5. Eat a Healthy Diet
Eating a well-balanced, nutritious diet promotes overall health and puts your body in an excellent position to deal with the negative effects of stress. New research links some specific foods you can add to your diet to stress reduction: For example, research indicates that vegetables and omega-3s might play a role in moderating cortisol levels in the body. A healthy diet also prevents the negative impact on HRV that poor nutrition can cause.
6. Think About What You Can Control
A significant part of stress is feeling like you’re out of control or have no way to change the negative situation that you’re in. One way to manage stress is to think about and focus on the parts of your life you can control. For example, focus on optimizing your diet, trying new activities linked to stress relief, maintaining a consistent weekly routine, improving sleep hygiene and completing household chores. Feeling in control of your life and stressors promotes vagus nerve stimulation, which supports optimal interactions between the nervous and cardiovascular systems. This, in turn, increases HRV.
Track HRV and Manage Stress with WHOOP
There is no single definition of stress, and everyone experiences stress differently. Feelings of stress can be self-reported based on how you feel, or measured with biomarkers, like cortisol.

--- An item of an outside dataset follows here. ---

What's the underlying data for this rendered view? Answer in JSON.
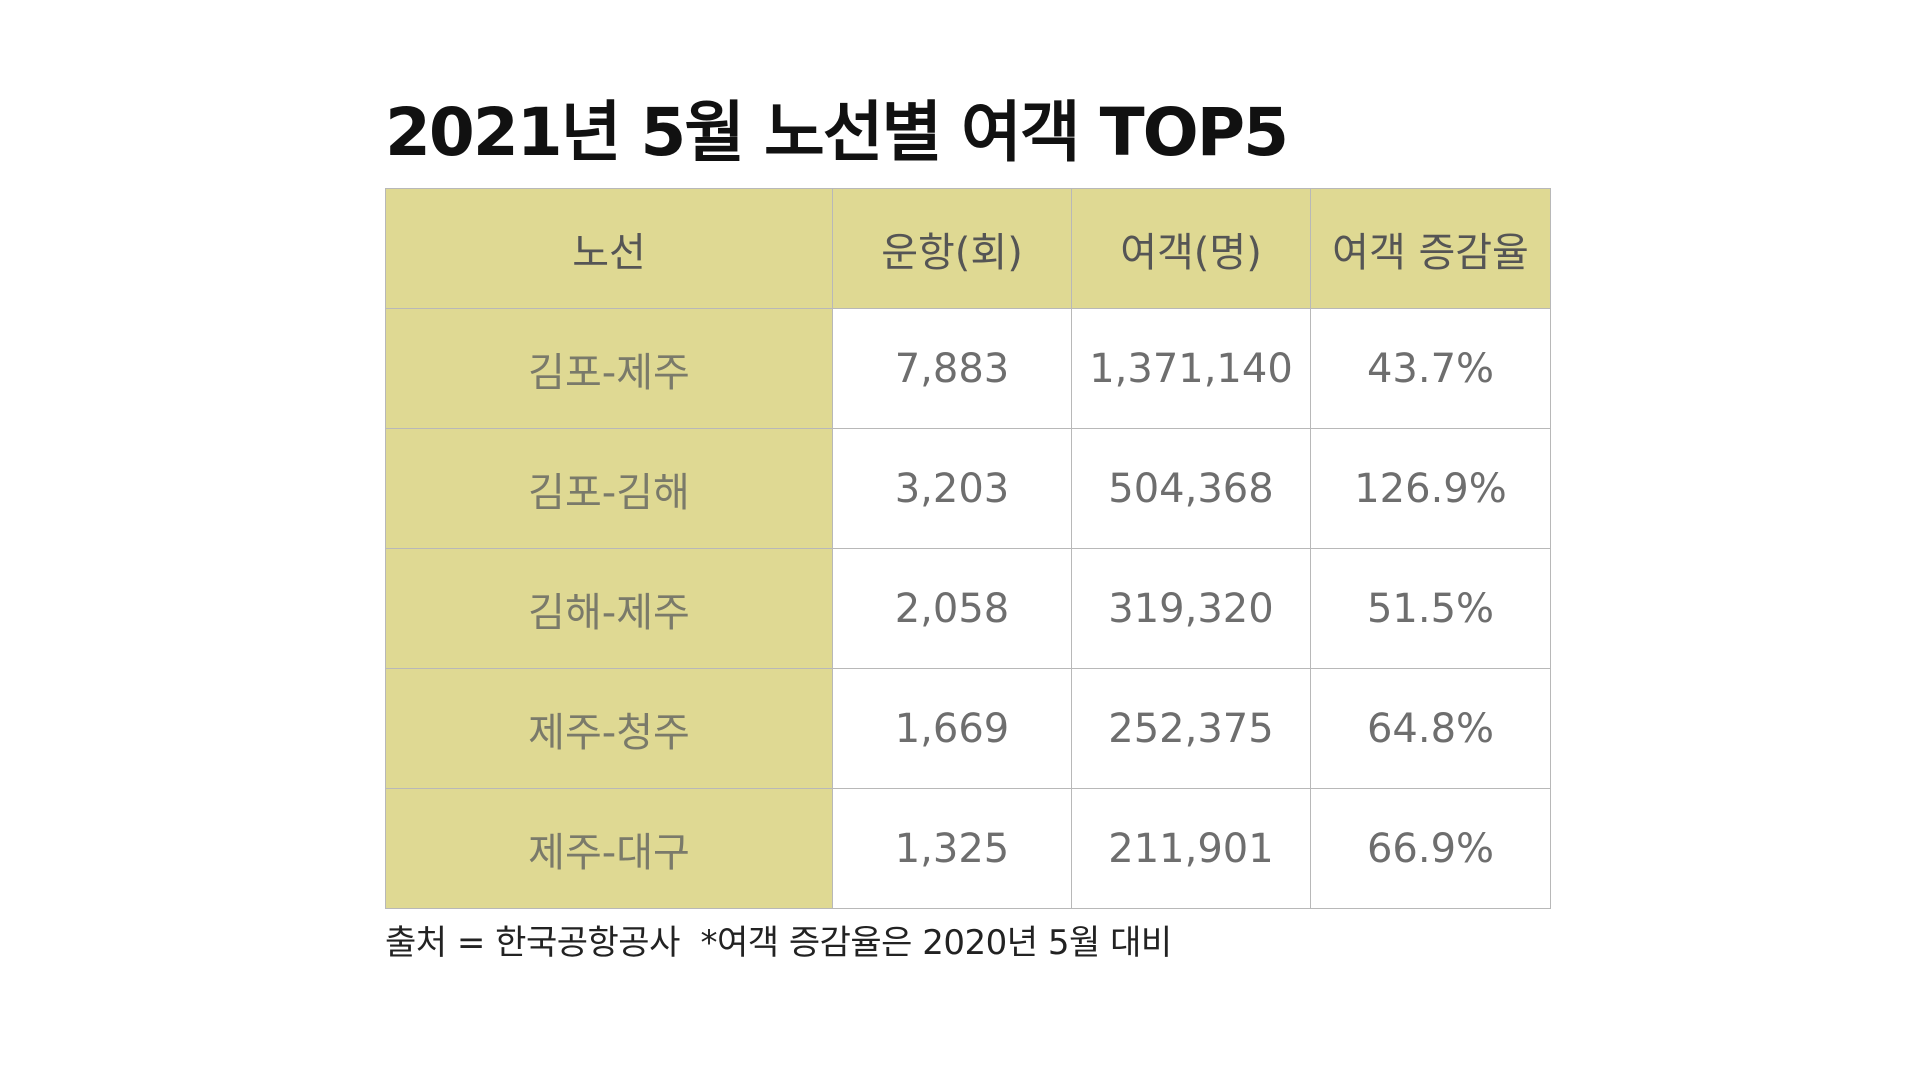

Stress Monitor measures your heart rate and heart rate variability (HRV) in the moment as indicators of your physiological response to stress.
Your reading is then compared to your personalized baseline from the past 14 days, and any motion is taken into account to help distinguish known stressors, like exercise, from other stressors. Stress Monitor then identifies your stress levels on a scale of 0 (low stress) to 3 (your peak stress level) to help you manage stress in the moment, or to understand your daily and weekly stress triggers.
To better understand the psychological experience of stress, you can use the WHOOP Journal. You can log your perceived stress levels and WHOOP will analyze how self-reported stress effects your resting heart rate, heart rate variability, recovery, and duration of each stage of sleep.
Stress Monitor continuously updates your score throughout the day, and you can track changes and trends in your stress level by checking your Stress Monitor graph. You can also manage stress by implementing scientifically validated breathwork interventions developed in partnership with Dr. Andrew Huberman as you track your stress levels. Research shows that these breathing exercises can mediate symptoms of stress by boosting mood, lowering anxiety, and decreasing respiratory rates. As you incorporate the solutions above for managing stress and the Stress Monitor’s breathing interventions, you can monitor their impact by looking at changes in your HRV and your real-time stress score, or by viewing your daily stress graph.